All seven isolates from this case series for which ITS sequences were obtained, along with those from two 2013 NT cases [9], possessed one of two ITS sequence types that have not previously been documented or represented in publically accessible sequence databases. This is suggestive of strains that may be unique to the NT or Australia, and supports the hypothesis of common source(s) of infection. These unique sequences were submitted to Genbank (accession numbers listed in Table 1).

While the clinical and epidemiological data gathered during this outbreak investigation provides strong circumstantial evidence of a link between sporotrichosis cases and mouldy hay, mycological culture of hay samples was not performed and thus we are unable to provide conclusive evidence that hay was the source of infection.
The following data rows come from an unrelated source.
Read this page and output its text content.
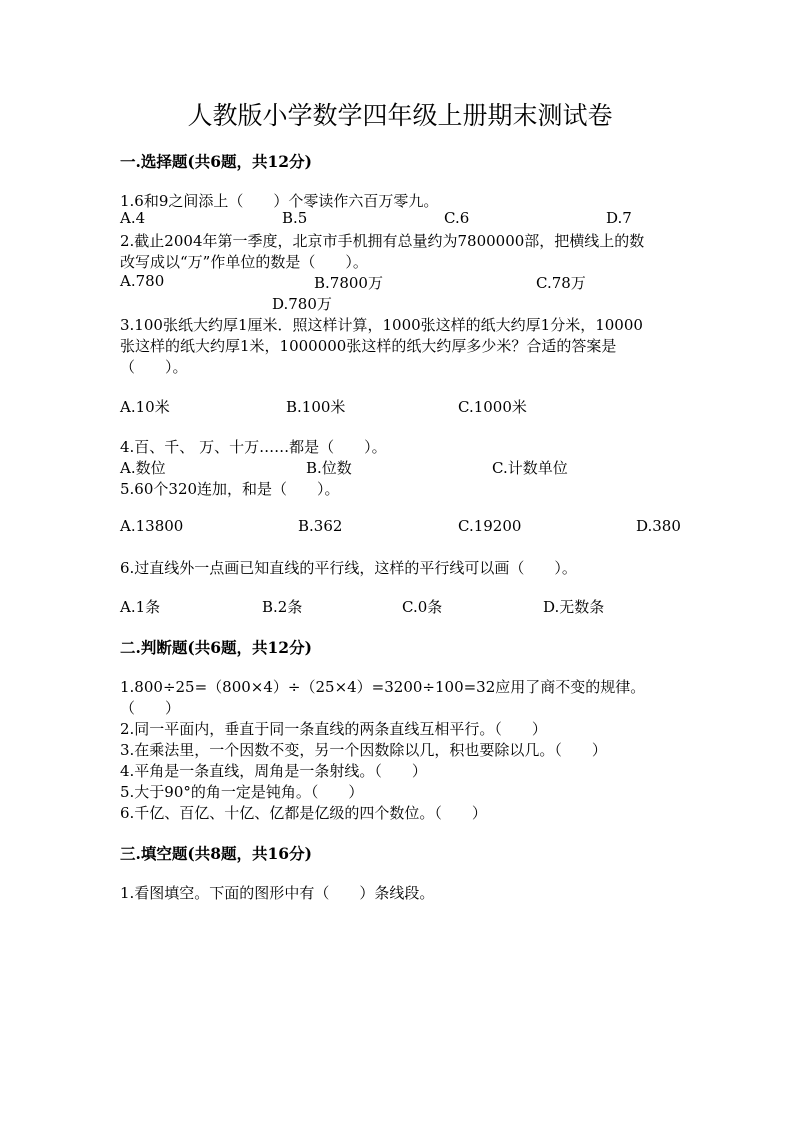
人教版小学数学四年级上册期末测试卷
一.选择题(共6题，共12分)
1.6和9之间添上（　　）个零读作六百万零九。
A.4	B.5	C.6	D.7
2.截止2004年第一季度，北京市手机拥有总量约为7800000部，把横线上的数
改写成以“万”作单位的数是（　　）。
A.780	B.7800万	C.78万
D.780万
3.100张纸大约厚1厘米．照这样计算，1000张这样的纸大约厚1分米，10000
张这样的纸大约厚1米，1000000张这样的纸大约厚多少米？合适的答案是
（　　）。
A.10米	B.100米	C.1000米
4.百、千、 万、十万……都是（　　）。
A.数位	B.位数	C.计数单位
5.60个320连加，和是（　　）。
A.13800	B.362	C.19200	D.380
6.过直线外一点画已知直线的平行线，这样的平行线可以画（　　）。
A.1条	B.2条	C.0条	D.无数条
二.判断题(共6题，共12分)
1.800÷25=（800×4）÷（25×4）=3200÷100=32应用了商不变的规律。
（　　）
2.同一平面内，垂直于同一条直线的两条直线互相平行。（　　）
3.在乘法里，一个因数不变，另一个因数除以几，积也要除以几。（　　）
4.平角是一条直线，周角是一条射线。（　　）
5.大于90°的角一定是钝角。（　　）
6.千亿、百亿、十亿、亿都是亿级的四个数位。（　　）
三.填空题(共8题，共16分)
1.看图填空。下面的图形中有（　　）条线段。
Sporotrichosis remains uncommon in Australia; 199 cases have been reported in the literature, but the disease is not notifiable, so the true incidence is unknown [9]. Data acquired from two NT laboratories suggests that prior to 2013, cases of sporotrichosis have been infrequently diagnosed. Failure to recognise sporotrichosis and perform the requisite biopsy for fungal culture and/or histopathological examination is common, and frequently results in prolonged diagnostic delays (ranging 1–11 months in our series), and unnecessary antibiotic use. Many of the patients reported here were treated with multiple courses of antibiotics before a biopsy was performed. In tropical locations, the list of differential diagnoses for chronic skin lesions with or without sporotrichoid spread is long, presenting particular challenges for diagnosis [9, 12]. A practice point learned from this case series is the importance of continuing treatment for 2–4 weeks beyond complete resolution of lesions to prevent relapse, as recommended in practice guidelines [13]. Therapeutic drug monitoring (TDM) of itraconazole trough concentrations did not appear to be helpful in this series, given that the only TDM-prompted dose change needed to be changed back again after levels subsequently exceeded the recommended range. In general, TDM of itraconazole trough concentrations is recommended in patients with visceral involvement with sporotrichosis and those with lymphocutaneous disease who are experiencing failure of therapy [13].

Conclusions

This comprises the first reported outbreak of sporotrichosis in the NT and the third reported outbreak of S. schenckii sporotrichosis attributable to contaminated hay in Australia. This outbreak prompted public health interventions, including distribution of information to general practitioners, farmers and hay suppliers in the NT. Media reporting led to the identification and treatment of an additional case. Although our recommendations included avoidance of hay storage over the monsoon season and discarding bales with obvious mould contamination, these practices are difficult to monitor. Given the lack of obvious mould contamination reported in some of the implicated bales and a general reluctance to wear long clothing in an area of high ambient temperature and humidity; local practitioners should remain alert to the possibility of further occurrences of sporotrichosis.